9.) Always apply logic, reason, and rational thinking: Pick an interpretation fully fitting with all logic, reason, and rational thinking. (Back to the spiritual gifts illustration. If the writer spent a whole chapter saying all gifts are equal and necessary, that none are greater than any others, … do not choose an interpretation for the very next verse that would command us to desire what God spent the previous 30 verses saying doesn’t exist, and that you can’t get, period, regardless of your desire. “Earnestly desire the greater gifts”, contradicts everything prior. Look for the “other” possible meaning. Note: There is one.

10.) Start with the Easiest/Clearest … data on the topic: Interpret the clearest, easiest understood, most straightforward data/passages first—then the more complex or difficult passages. The complex, convoluted, and difficult passages are easy to distort to fit beliefs.

11.) It ALL fits together: Pick a meaning for the parts that fully fit with the whole of the data that might pertain without adding meaning, subtracting meaning, or distorting anything to force it to comply with your beliefs. If everything gathered (#3 above) does not fully fit with everything in #4-10 above, you have the wrong meaning, and you are forcing the scriptures to fit what you want to believe “as” truth.

12.) Keep on continuously proving all things over and over again as a habit and way of life and never stop … and hold fast to what is good/true. Getting to truth is an ongoing process that never ends. One single verse, one fact you missed, one slight change in interpretation … can force a complete reevaluation and even a complete a change of beliefs. That is, if you love truth, and obey what God commands all His people to be continuously doing for and by themselves. If not …

13.) It’s all on You! Trusting others to get to truth “for” you, is like trusting others to have a relationship with your wife / husband / kids “for” you. It cannot be done. Your failure to keep on habitually doing as God commands all His people to keep on habitually doing, proves you have gathered enough using Methodology One to hold fast to what you want to believe and fall short of 2Th. 2:10-12

The wonder isn't that there are over 500 "brands" of Baptists on the North American continent all with slight variations in beliefs, the wonder is that "if we change our methodology" to one designed to get us closer and closer to truth, altering our beliefs as we go, we will all end up unifying in our faith more and more, rather than just holding fast to our beliefs "as" truth. You see ...

That which we love least is always forced to conform to that which we love most. Everyone either loves the truth or loves their beliefs. Pick one. Which do you choose to love. Your "Methodology" proves which you love. Just remember:

2Th 2:10 and with all the deception of wickedness for those who perish, because they did not receive the love of the truth so as to be saved. 11 For this reason God will send upon them a deluding influence so that they will believe what is false, 12 in order that they all may be judged who did not believe the truth, but took pleasure in wickedness. 13 But we should always give thanks to God for you, brethren beloved by the Lord, because God has chosen you from the beginning for salvation through sanctification by the Spirit and faith in the truth.

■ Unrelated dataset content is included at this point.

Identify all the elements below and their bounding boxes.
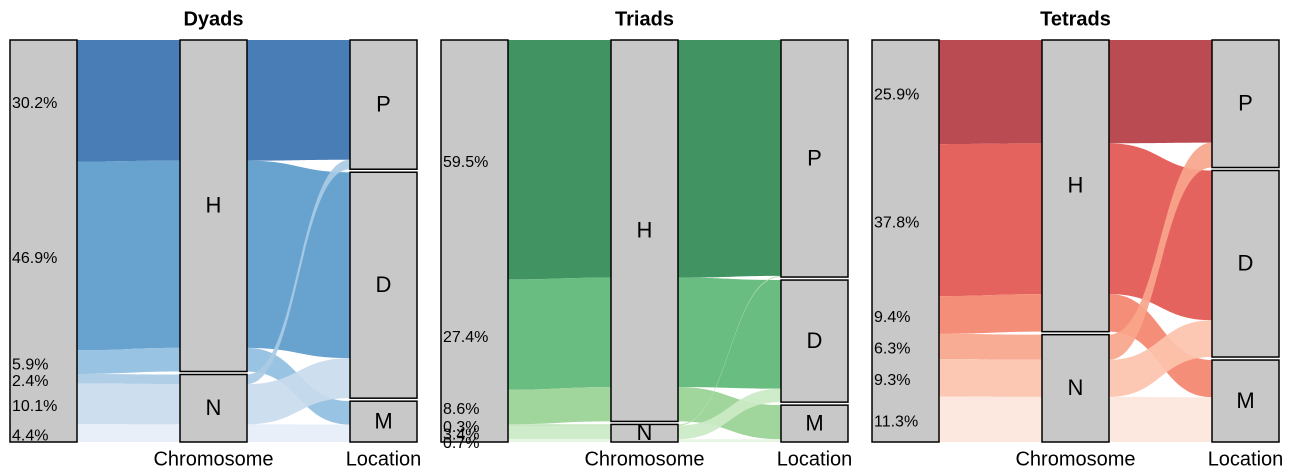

Everyone gets what they want.


I always tell everyone: Understand, “Agreement with me might only make us both wrong.” Why? Because it's true. It only takes one verse I missed, in context, cut straight, to change my beliefs.


“Keep on continuously proving all things over and over again as a habit and way of life and always hold fast to what is good/true.” If you love truth, and not a specific belief, you will constantly look for and reevaluate everything you can find, and yes, you will be willing to alter any and all of your beliefs to fit what the fullness of the word of God really says and means with nothing left out, and nothing distorted to try and prove “what you want to believe” true.